JNOV's (JMOL's after a jury verdict for lawyers of a newer vintage) are always longshots. To prevail on such a motion "a party must show that the jury’s findings, presumed or express, are not supported by substantial evidence or, if they were, that the legal conclusion(s) implied by the jury’s verdict cannot in law be supported by those findings." Pannu v. Iolab Corp., 155 F.3d 1344, 1348 (Fed. Cir. 1998) (cleaned up). It's always noteworthy (or so we bloggers tell ourselves) when one succeeds.
This is especially true in NexStep, Inc. v. Comcast Cable Communications, LLC, C.A. No. 19-1031-RGA, D.I. 371 (D. Del. May 12, 2022), where the plaintiff actually presented expert testimony on the point in question and still lost the JNOV. The issue there was the doctrine of equivalents and whether a process which required several button presses infringed claims that required a single button press under the DOE. the plaintiff's expert walked through the classical function, way, result test with ... mixed results:
Q. It’s the same function – I’ll just help you out here. So it has the same function and it’s a legal doctrine and so we have to go through it. Okay? Can you explain to the jury why it’s done in substantially the same way?
A. Well, it’s done in the same way in that the stuff is all kept up in the cloud for the purpose of doing this and it’s going to go and diagnose it using the home gateway and it’s going to solve my problem without me having to go through and put in my model numbers and all of that stuff. So it’s really literally using – using this Concierge as more of a – somebody to give authorization than to do the actual function. I’m not down there in the machine room, you know, putting instructions into a computer to make it do each of these things.
Q. And can you explain why the single action achieves substantially the same result?
A. Yeah, the result is that this thing is going to be restarted, refreshed, whatever is going to have to happen with it without me having to tangle with understanding all of the issues of being an IT professional or whatever it takes to get this thing up. And so it’s going to come with a result of my modem working, you know.

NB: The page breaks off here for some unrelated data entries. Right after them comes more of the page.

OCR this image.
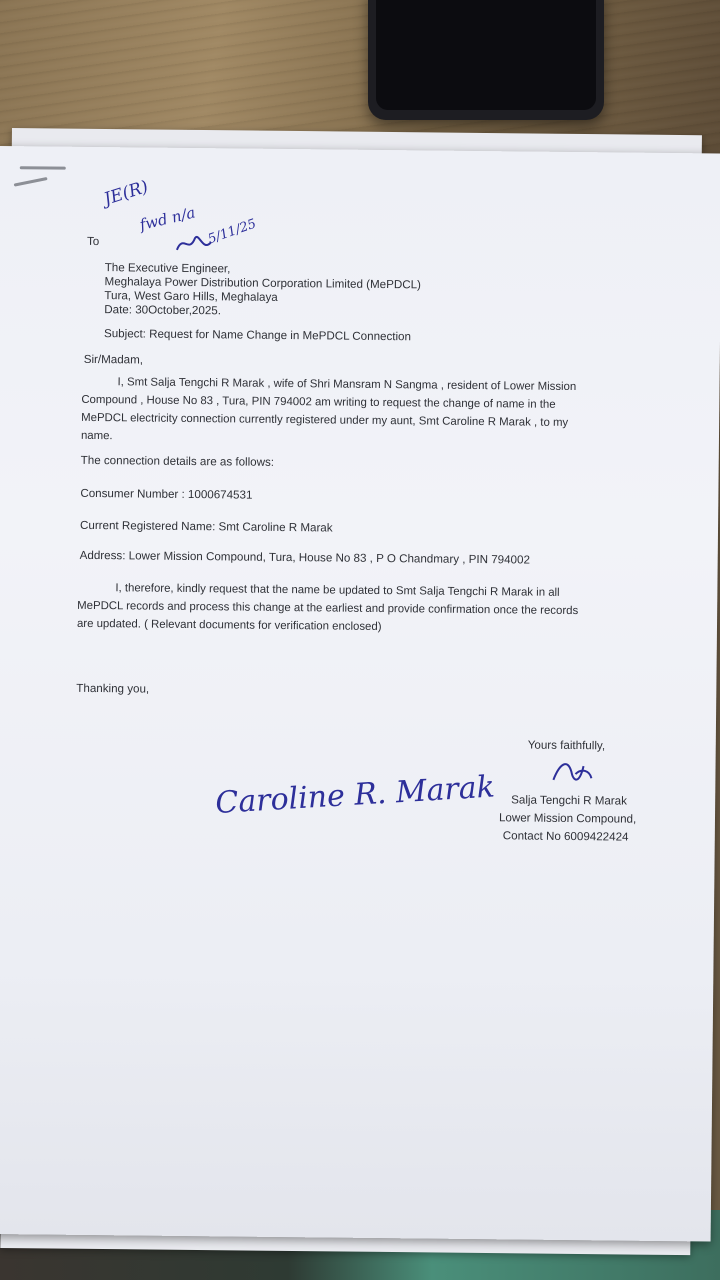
JE(R)
fwd n/a 5/11/25
To
The Executive Engineer,
Meghalaya Power Distribution Corporation Limited (MePDCL)
Tura, West Garo Hills, Meghalaya
Date: 30October,2025.
Subject: Request for Name Change in MePDCL Connection
Sir/Madam,
I, Smt Salja Tengchi R Marak , wife of Shri Mansram N Sangma , resident of Lower Mission
Compound , House No 83 , Tura, PIN 794002 am writing to request the change of name in the
MePDCL electricity connection currently registered under my aunt, Smt Caroline R Marak , to my
name.
The connection details are as follows:
Consumer Number : 1000674531
Current Registered Name: Smt Caroline R Marak
Address: Lower Mission Compound, Tura, House No 83 , P O Chandmary , PIN 794002
I, therefore, kindly request that the name be updated to Smt Salja Tengchi R Marak in all
MePDCL records and process this change at the earliest and provide confirmation once the records
are updated. ( Relevant documents for verification enclosed)
Thanking you,
Yours faithfully,
Caroline R. Marak Salja Tengchi R Marak
Lower Mission Compound,
Contact No 6009422424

Id. at 9-10 (quoting D.I. 347 at 383:25–385:9).
Characterizing this testimony as "word salad," Judge Andrews held that it failed to provide the required link between the actual claims of the patent and the allegedly infringing process and left the jury "to its own imagination on the technical issue of equivalency." Id. at 13 (quoting Malta v. Schulmerich Carillons, Inc. 952 F. 2d 1320 (Fed. Cir. 1991)). He ultimately granted the JNOV on no infringement under the DOE granting the defendant a complete victory on this claim.